Mais uma vez minha avó fez silêncio, as pernas cruzadas, as mãos
ressecadas esfregando, os lábios se movendo inaudíveis como num
ensaio mudo. Ainda chovia forte. Ficamos em silêncio em meio
aquele suspense inconsciente que minha avó fazia em suas
pausas; novo clarão, logo depois uma trovoada que fez minha
irmãzinha se remexer no colo da minha mãe. Não sei se pra
encurtar o assunto, minha avó disse:
-Só sei, Menina, que não teve jeito. A mulher com aquele barrigão
de grávida não podia trabalhar, o marido daquele jeito também não,
o povo foi ajudando como podia, um dava uma coisa, outro dava
outra, até que um dia apareceu um pessoal querendo levar o
homem pro mato.
-Pro mato?-
-É, Menina, pro mato. Ficaram sabendo que o homem era bravo
que nem cachorro caçador, e andava de quatro e dormia no quintal
e se coçava que nem um, então pensaram: deve ser bom pra
entocar bicho. E não é que a mulher aceitou? Acho que pela
necessidade ou porque ela viu que não tinha mais jeito mesmo. O
acordo é que eles dividiriam por igual a caça que conseguissem, um
troço assim que eu já não me lembro muito bem como foi acordo,
isso foi papai que chegou em casa falando. Disse até que viu o
coitado do homem com uma coleira em volta do pescoço junto dos
outros cachorros indo pra mata.
-E aí, Doralice?- Quis saber minha mãe após outra pausa de minha
avó.
-Bom, o negócio deu certo. O coitado do José parece que tinha
virado cachorro mesmo, caçador e dos bons, porque sempre que os
homens iam pra mata com ele voltavam com alguma coisa. Mas aí,
Menina, você sabe, naquele tempo as coisas eram difíceis que só
vendo, e não demorou muito pro homem ficar amuado no quintal,
não comia, não latia nem rosnava nem corria atrás de gato ou
gambá, quanto mais de caça. Então os homens desistiram de levar
José pra mata e a coitada ficou mesmo é por conta do pessoal que
ajudava como podia.
-E o José, melhorou ou o quê?
-Que melhorou o quê.

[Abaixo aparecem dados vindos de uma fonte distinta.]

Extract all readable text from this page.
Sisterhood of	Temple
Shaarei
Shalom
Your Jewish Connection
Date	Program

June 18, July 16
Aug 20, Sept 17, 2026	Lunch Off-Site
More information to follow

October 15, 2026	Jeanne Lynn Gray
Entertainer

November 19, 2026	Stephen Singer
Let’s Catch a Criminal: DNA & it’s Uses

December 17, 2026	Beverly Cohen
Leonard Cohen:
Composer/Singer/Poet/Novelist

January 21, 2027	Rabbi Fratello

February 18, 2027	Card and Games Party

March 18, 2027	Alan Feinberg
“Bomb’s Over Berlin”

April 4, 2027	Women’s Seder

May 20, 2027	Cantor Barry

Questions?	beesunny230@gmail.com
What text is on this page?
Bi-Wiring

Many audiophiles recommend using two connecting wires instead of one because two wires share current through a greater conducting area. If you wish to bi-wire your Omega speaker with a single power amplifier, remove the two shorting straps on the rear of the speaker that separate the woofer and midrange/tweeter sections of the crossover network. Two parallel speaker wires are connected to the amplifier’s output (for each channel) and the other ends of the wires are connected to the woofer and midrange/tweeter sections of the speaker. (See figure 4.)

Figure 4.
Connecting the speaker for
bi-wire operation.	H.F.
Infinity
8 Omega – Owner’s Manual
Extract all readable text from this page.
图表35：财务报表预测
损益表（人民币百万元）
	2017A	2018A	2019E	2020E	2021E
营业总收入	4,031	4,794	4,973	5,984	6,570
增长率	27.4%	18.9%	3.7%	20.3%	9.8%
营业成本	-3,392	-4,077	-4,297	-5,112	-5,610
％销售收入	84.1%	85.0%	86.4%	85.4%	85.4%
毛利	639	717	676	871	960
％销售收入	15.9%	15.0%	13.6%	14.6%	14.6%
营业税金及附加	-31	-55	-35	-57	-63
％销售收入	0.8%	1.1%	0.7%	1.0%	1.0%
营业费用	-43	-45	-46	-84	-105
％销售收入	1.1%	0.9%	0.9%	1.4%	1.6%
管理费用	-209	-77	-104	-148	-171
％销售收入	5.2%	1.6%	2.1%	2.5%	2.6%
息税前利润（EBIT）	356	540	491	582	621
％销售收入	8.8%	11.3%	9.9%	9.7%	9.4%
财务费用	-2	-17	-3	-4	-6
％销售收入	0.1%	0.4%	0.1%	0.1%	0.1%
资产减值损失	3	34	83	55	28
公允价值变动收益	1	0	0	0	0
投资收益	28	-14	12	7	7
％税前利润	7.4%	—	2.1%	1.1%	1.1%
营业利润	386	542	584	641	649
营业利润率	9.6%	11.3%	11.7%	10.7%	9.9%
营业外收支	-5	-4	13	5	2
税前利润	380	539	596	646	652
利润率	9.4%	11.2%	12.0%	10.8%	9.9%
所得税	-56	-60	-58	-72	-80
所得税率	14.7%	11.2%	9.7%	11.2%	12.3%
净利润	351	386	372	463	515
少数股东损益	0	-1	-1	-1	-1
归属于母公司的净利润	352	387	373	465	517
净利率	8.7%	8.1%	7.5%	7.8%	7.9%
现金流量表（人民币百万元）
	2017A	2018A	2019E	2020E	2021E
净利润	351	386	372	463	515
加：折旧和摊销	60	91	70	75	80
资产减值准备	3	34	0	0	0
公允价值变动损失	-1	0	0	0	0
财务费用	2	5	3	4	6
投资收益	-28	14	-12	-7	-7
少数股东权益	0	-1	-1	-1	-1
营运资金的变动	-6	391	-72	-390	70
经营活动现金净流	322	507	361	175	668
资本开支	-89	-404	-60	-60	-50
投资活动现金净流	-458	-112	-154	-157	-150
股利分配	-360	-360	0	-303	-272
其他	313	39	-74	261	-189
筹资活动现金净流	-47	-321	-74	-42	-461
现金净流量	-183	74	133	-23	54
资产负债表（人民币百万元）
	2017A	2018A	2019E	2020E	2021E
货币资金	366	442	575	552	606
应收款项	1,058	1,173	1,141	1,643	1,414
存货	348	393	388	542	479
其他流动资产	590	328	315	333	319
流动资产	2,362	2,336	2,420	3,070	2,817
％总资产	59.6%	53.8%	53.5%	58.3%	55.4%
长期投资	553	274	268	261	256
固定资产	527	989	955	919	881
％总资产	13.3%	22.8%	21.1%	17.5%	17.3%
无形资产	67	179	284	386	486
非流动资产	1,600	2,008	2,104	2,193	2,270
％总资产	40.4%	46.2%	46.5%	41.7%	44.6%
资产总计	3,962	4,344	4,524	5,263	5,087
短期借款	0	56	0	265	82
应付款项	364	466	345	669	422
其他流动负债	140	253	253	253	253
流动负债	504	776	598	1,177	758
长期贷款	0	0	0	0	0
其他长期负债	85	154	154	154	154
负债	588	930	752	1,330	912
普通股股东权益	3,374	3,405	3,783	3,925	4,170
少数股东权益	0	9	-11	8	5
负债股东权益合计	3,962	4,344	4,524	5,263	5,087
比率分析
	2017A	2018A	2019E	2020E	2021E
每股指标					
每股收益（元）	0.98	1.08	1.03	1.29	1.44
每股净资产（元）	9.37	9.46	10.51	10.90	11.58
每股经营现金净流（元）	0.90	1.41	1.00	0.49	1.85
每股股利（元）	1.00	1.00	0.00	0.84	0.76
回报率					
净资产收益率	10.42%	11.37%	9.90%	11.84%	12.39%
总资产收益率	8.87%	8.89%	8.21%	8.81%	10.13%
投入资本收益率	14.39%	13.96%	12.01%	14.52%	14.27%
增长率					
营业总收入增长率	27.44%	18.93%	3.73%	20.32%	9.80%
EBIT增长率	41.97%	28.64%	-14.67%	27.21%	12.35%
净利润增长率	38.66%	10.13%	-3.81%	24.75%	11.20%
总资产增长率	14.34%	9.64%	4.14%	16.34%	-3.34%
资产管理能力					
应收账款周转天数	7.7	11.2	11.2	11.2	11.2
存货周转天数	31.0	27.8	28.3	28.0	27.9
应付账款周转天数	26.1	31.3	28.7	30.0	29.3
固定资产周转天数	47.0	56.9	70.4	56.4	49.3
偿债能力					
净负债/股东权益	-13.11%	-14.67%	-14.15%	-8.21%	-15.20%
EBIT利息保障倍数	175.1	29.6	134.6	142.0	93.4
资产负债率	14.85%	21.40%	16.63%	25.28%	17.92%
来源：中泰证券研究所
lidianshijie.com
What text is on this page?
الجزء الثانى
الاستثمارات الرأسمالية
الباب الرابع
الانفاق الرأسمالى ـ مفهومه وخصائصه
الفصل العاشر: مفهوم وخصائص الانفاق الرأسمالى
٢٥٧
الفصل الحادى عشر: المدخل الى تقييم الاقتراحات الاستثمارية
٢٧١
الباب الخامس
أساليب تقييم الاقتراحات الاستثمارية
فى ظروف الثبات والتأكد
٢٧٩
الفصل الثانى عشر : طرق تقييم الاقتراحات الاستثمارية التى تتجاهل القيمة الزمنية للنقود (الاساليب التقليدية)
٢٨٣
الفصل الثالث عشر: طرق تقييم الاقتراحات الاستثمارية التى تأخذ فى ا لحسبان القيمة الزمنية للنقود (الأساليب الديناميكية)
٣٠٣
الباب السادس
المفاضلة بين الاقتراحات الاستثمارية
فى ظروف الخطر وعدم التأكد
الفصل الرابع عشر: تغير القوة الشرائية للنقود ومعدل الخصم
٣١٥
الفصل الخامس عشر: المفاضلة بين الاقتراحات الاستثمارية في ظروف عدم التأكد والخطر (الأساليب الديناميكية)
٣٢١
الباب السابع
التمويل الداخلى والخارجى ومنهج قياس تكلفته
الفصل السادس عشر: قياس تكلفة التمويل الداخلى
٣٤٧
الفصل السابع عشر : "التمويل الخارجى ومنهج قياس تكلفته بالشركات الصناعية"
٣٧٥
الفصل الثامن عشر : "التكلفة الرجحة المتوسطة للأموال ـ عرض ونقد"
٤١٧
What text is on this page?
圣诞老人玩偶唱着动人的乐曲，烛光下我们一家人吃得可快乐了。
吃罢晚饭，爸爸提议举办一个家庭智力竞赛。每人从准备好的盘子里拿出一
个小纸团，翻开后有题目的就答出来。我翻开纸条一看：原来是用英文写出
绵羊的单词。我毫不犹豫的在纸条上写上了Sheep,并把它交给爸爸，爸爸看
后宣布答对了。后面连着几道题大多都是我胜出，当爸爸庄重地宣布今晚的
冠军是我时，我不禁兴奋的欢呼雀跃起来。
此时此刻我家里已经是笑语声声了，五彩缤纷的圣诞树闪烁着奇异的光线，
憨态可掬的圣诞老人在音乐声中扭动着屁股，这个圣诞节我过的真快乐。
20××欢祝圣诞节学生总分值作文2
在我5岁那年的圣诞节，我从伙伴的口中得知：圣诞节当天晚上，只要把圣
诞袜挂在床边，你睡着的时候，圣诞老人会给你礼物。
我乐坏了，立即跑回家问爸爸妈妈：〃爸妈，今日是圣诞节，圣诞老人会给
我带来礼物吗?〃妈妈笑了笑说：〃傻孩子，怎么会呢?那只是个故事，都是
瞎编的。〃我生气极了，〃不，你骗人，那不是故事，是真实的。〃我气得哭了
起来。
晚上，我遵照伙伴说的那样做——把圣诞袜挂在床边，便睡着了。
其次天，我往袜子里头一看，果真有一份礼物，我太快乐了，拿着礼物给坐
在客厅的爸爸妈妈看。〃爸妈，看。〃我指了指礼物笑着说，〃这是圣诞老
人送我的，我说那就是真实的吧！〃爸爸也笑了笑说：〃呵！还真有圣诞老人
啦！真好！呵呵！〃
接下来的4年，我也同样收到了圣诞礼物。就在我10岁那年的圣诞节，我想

Foi minguando até morrer ali mesmo no
quintal, babando e espumando pela boca, pele e osso, a
mosquitada tudo em volta do corpo. Eu não vi, porque era muito
moça e papai não deixou, mas quem viu diz que a cena era de
cortar o coração. Mandaram chamar o padre Afonso, mas o padre
disse que de jeito nenhum, não sei se porque ficou ressentido pela
mordida, só sei que mandou dizer que não ia ter reza, missa nem
coisa nenhuma, minha filha, porque o homem já não era homem,
era bicho, era cão, e bicho não tinha alma pra ser encomendada.
Nem enterrar no cemitério deixaram, e a mulher também não podia
enterrar no quintal de casa, o jeito foi fazer que nem a gente fazia
com as criações que morriam: jogava no meio do mato mesmo pra
carcaça ficar ali apodrecendo ou pros bichos comerem. Eu, hein,
nunca tinha visto um troço daquele.
-E a mulher, coitada?
-A mulher já tava pra ganhar neném, mas a gente foi embora antes
disso e não sei dizer se é verdade, mas dizem, olha bem, dizem,
isso não sou eu que tô falando, é conforme a gente foi informado na
época, mas dizem que quando a mulher foi parir ao invés de sair
um menino ou uma menina, saiu 3 filhotinho de cachorro, haha,
pode, Menina? Aí já foi demais, né? Procê vê como é que é esse
povo, minha filha.
-Hahahahaahaha, Doralice!
-Pois é, hoje em dia a gente não vê nem ouve falar mais dessas
coisas. O mundo mudou muito, não sei, o povo já não acredita em
mais nada. Mas naquele tempo era cada coisa...
Nessa altura meu irmão já cochilava, e a chuva e o relâmpago e
as trovoadas já tinham cessado. As velas estavam quase no fim e
minha irmã dormia tranquila nos braços de minha mãe, que
ensaiava uma narrativa sobre uma bandeira do Vasco que ela jurou
de pé junto ter visto flutuando sobre uma casa onde viveu há muitos
anos e que segundo ela seria mal assombrada. Mas o assunto não
rendeu, porque as luzes voltaram tão logo as velas tremeluziram
suas chamas pela última vez.
Muitos outros temporais vieram, mas já não nos assustavam os
relâmpagos e as trovoadas, tampouco interessavam as fantásticas
histórias de Doralice. Santa Bárbara passou a ser apenas uma
imagem de barro e as velas apenas uma coisa que se acende
quando falta luz. A casa de minha avó ia diminuindo na medida em
que crescíamos, então já não era uma Arca, um forte onde
pudéssemos nos proteger naquelas noites diluviosas. Sem que nos
déssemos conta, a luz que havia em Doralice foi se apagando, os
olhos já não viam com precisão e a memória se desfazia com o
pavio do tempo, derretendo como parafina. Ainda há uma trêmula
luz, ainda há uma trêmula voz dizendo qualquer coisa sem sentido.
O mundo hoje é outro e tudo me parece tão absurdo como uma
grávida parir três filhotinhos de cachorro. Ou um homem virar
cachorro. Um dia para Doralice o derradeiro temporal- mas aí não
haverá relâmpagos nem trovões, apenas escuridão e silêncio.
Fecho os olhos agora e posso ver a dança das sombras na parede,
a voz de minha avó, o cheiro de vela queimando. Ouço o som
áspero de suas mãos se esfregando, o modo como ela cruzava as
pernas, o vestido, sempre um vestido florido, um pente preso entre
os cabelos, a boca já sem dentes. Quando a gente cresce, não é
mais história sobre assombrações ou trovoadas que nos assustam,
mas a vida, a vida que que é tremula sua chama e um dia apaga.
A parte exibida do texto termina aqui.